Solubility is a required parameter for mathematical modeling in Sovová (1994) and Sovová modified by Martínez and Martínez, (2008) models. This was called preliminary because it is not the main objective of the work. This apparent solubility was obtained by the dynamic method of extraction, where solubility is represented by the slope of the extraction curves, in the stage of constant rate (CER).

According to Danielski (2002), the time of contact between the phases needed to achieve balance is between 0.9 g/min to 1.4 g/min for the oleoresins solubility in supercritical CO2. Thus, the flow rate determined for this experiment was 1.1 ± 0.2 g/mL, promoting the saturation of the solvent with the oil at the outlet of the extractor.

The extraction kinetic curve was used for determination of the apparent solubility in this experiment.
2.6. Obtaining extracts

The extracts were obtained by Soxhlet, as described by the Institute Adolfo Lutz (Brazil, 2005), and sub and supercritical CO2, pure and combined with ethanol.

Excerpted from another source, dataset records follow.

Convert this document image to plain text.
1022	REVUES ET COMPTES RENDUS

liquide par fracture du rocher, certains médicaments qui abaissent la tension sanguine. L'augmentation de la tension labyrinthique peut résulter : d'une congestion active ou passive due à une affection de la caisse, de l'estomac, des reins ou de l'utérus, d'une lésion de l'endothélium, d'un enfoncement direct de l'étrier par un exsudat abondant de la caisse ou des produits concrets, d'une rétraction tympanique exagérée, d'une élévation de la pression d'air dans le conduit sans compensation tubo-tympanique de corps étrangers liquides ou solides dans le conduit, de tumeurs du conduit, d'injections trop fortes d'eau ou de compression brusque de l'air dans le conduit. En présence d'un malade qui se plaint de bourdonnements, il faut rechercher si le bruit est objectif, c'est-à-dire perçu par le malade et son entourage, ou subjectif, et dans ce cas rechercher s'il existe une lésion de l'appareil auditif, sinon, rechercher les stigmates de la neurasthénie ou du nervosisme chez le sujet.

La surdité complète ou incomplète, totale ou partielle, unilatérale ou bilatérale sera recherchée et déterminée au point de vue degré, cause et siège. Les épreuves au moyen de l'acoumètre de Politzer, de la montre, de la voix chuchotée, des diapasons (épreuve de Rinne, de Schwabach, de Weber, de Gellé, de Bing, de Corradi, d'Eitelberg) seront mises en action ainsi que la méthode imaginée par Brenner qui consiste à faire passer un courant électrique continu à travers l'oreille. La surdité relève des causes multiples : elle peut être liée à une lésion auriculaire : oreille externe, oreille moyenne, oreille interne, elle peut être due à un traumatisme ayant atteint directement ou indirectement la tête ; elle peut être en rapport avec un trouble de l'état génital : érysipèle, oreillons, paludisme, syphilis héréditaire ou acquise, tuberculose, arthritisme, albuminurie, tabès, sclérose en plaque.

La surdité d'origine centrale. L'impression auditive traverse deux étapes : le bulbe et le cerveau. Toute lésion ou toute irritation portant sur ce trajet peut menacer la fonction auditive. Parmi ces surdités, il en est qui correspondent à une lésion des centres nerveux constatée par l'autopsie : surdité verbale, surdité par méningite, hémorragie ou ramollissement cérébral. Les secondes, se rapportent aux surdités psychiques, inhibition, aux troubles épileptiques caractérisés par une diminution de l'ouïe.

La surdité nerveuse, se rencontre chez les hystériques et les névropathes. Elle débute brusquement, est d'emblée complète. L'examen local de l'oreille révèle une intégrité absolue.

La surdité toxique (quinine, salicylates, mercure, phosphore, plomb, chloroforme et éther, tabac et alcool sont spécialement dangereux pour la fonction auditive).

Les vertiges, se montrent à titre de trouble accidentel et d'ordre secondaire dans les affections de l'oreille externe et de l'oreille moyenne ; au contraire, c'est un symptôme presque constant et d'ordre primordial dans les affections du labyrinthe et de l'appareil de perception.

A 22 factorial design experiments with triplicate at the central point was used to verify the effects of temperature (T) and pressure (P) in the global yield of extracts. The temperatures used were 20 °C, 35 °C and 50 °C and pressures were 100, 175 and 240 bar. These values were selected to cover a wide range of temperature, pressure and specific mass of CO2 solvent.

In the condition of 250 bar and 50 °C, the extractions were made with different concentrations of CO2 in ethanol, according to Table 2. The extracts were stored in amber bottles, covered with aluminum foil, under refrigeration.